Automatisierung des Waffeneinsatzes
Die Kritiker fürchten außerdem, dass die mit hochkomplexen Computersystemen bestückten Drohnen künftig zu autonomen Entscheidungen fähig sein werden. Die Anfänge seien schon gemacht, sagte Marcel Dickow von der Berliner Stiftung Wissenschaft und Politik. Eine Drohne verfüge über zahlreiche Kameras, die Massen von Daten aufnehme. "Man kann aber nicht 10 oder 20 Bildauswerter in die Bodenstation setzen, die miteinander kommunizieren", so der Physiker. Die Drohne treffe also selbstständig eine Vorauswahl. Das sei nur ein Beispiel für die vielen eingebauten Funktionen, die der Bediener unmöglich alle verstehen und steuern könne. Bei einer schnellen Entscheidung sei er auf die Mithilfe des Systems angewiesen.
Die Entwicklung gehe hin zu einer immer größeren Autonomie der Drohnen. Und diese, so Dickows Appell, dürften keinesfalls bewaffnet werden.
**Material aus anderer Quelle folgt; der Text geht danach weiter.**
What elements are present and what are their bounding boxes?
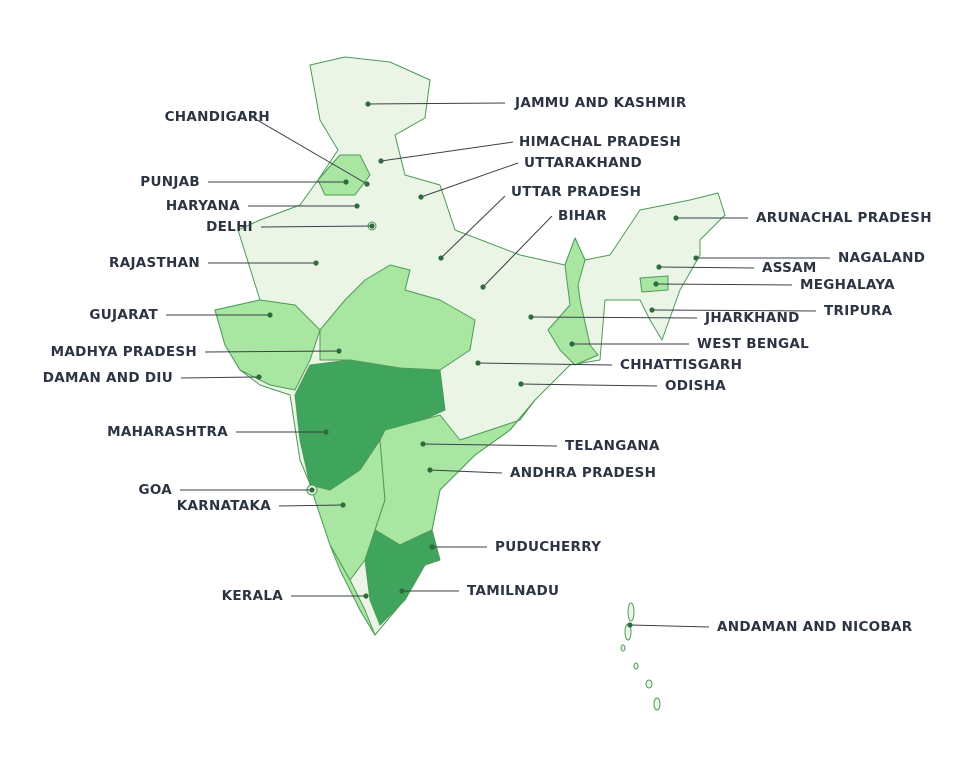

Dafür solle sich die Bundesregierung auch international einsetzen. "Das würde die deutsche Außenpolitik glaubwürdig machen." Die Befürworter halten dagegen, die Bundeswehr werde Drohnen nicht anders einsetzen als Kampfflugzeuge und sich dabei an den Auftrag des Parlaments sowie an Recht und Gesetz halten. "Es geht nicht um autonome Killderdrohnen", sagte Verteidigungsministerin von der Leyen.
Die SPD bremst den Koalitionspartner
Für den Bundestag ist der Kauf von Kampfdrohnen längst noch nicht ausgemacht. In von der Leyens CDU gibt es zwar viele Befürworter, aber die Partei sieht keinen dringenden Handlungsbedarf. Die Sozialdemokraten treten aktiv auf die Bremse. Die Soldaten am Boden könnten auch mit jenen Kampfflugzeugen und Hubschraubern unterstützt werden, über die die Bundeswehr bereits verfüge. "Wir haben im Augenblick überhaupt kein aktuelles Bedürfnis nach einer bewaffneten Drohne", sagte der verteidigungspolitische Sprecher der SPD-Fraktion, Rainer Arnold, nach der Anhörung.
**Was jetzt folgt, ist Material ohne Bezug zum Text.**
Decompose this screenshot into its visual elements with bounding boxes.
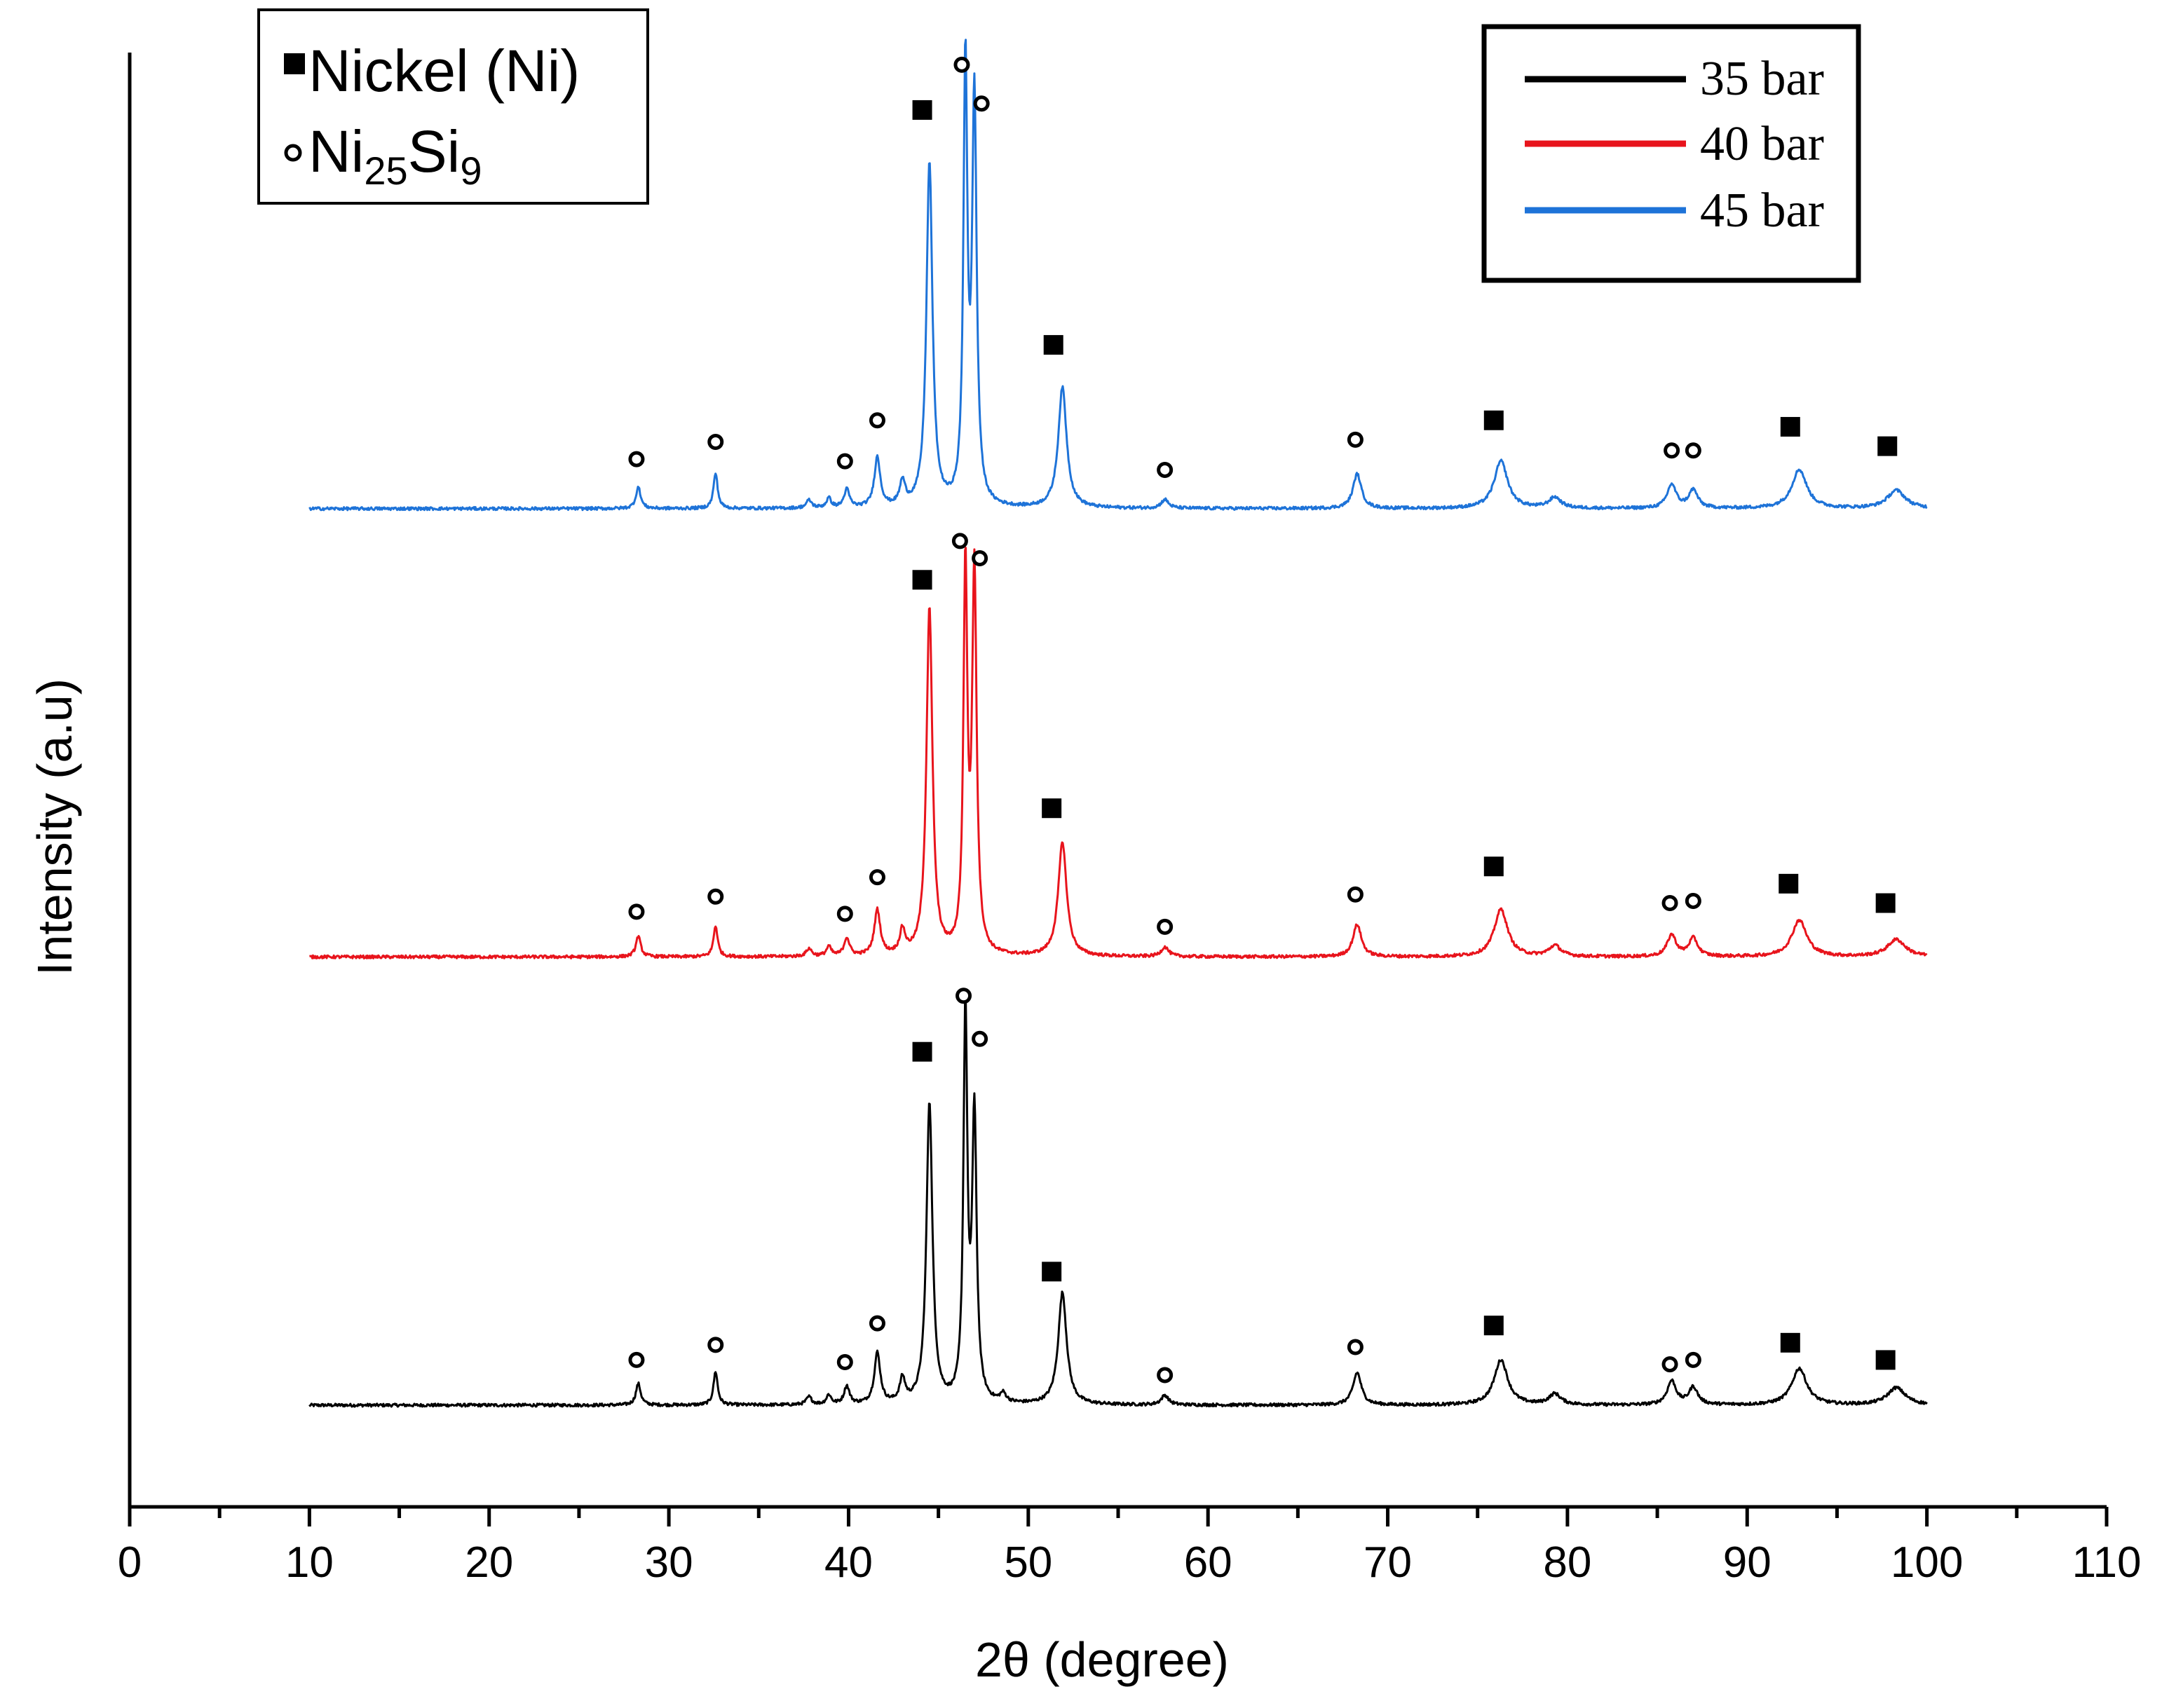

Die Oppositionsparteien - die Linken und die Grünen - sind strikt gegen den Kauf bewaffneter Drohnen. Mit dem Argument, die Soldaten müssten besser geschützt werden, werde ein "Beschaffungsdruck" aufgebaut, kritisierte die Grüne Agnieszka Brugger. Da der Afghanistan-Einsatz zum Ende des Jahres auslaufe, gebe es derzeit kein militärisches Szenario, in dem die Bundeswehr Kampfdrohnen brauche.